Une interlocutrice se faisait, tout récemment, cette remarque étonnée : « C'est bizarre : plus on communique et moins on s'écoute ! » Paradoxale, en effet, cette situation dans laquelle voisinent un tsunami de communications et un sentiment de mortelle solitude. La peur d'être seul porte à être en permanence relié à son réseau et une simple heure de déconnexion finit par donner l'impression de ne plus exister.
On estime à une centaine le nombre des textos et messages SMS envoyés chaque jour par les plus jeunes. Ce qui fait un bon rendement horaire, au risque de provoquer des tendinites du pouce ! Un signe : pour la première fois, cette année, j'ai dû prier certains de mes étudiants d'éteindre leurs écrans le temps du cours. Leur esprit était ailleurs.
Mais plus se multiplient les messages et plus s'accroît, dans bien des cas, le sentiment de solitude qui pousse alors à les surmultiplier jusqu'à la pathologie addictive. « Jamais seul », telle est la devise qui vire en fait à la complète illusion. La raison en est simple : on émet des informations sur un mode plutôt simplifié, on parle et on entend, mais on n'échange guère et cela, au fond, parce qu'on ne s'écoute pas.

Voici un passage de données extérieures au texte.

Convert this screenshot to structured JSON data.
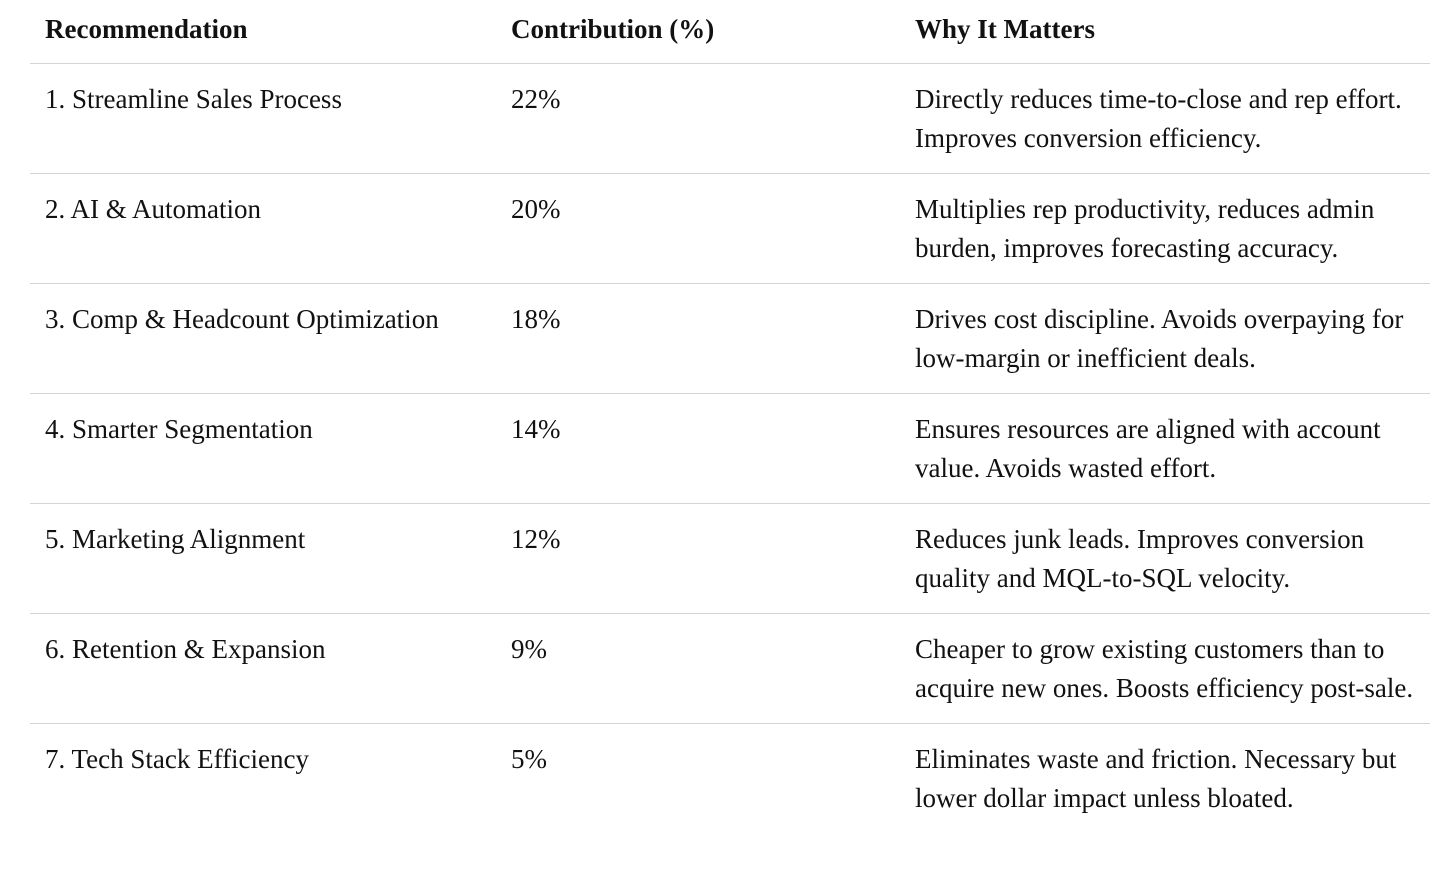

N'exagérons pas : ce n'est pas un problème que l'on découvre aujourd'hui. Lorsque Plutarque estimait au IIe siècle que « le commencement du bien-vivre, c'est de bien écouter » et que Pasteur, au XIXe, ajoutait « guérir parfois, soulager souvent, écouter toujours », ils signalaient un problème universel. Mais à l'heure actuelle, il s'est notoirement aggravé, dans la vie ordinaire comme dans le monde du travail, privé et public.
Un rapport remarqué de Lachmann, Larose et Pénicaud - « Bien-être et efficacité au travail » (février 2010) - souligne, parmi ses propositions d'amélioration, l'urgence de « redonner de la place à l'écoute sur les lieux de travail », d'instituer, « à côté des managers, des responsables des ressources humaines de proximité » et de réserver « du temps au dialogue au sein des équipes ». Ce qui fait écho aux intuitions du sociologue Michel Crozier dans son ouvrage de 1989, L'entreprise à l'écoute.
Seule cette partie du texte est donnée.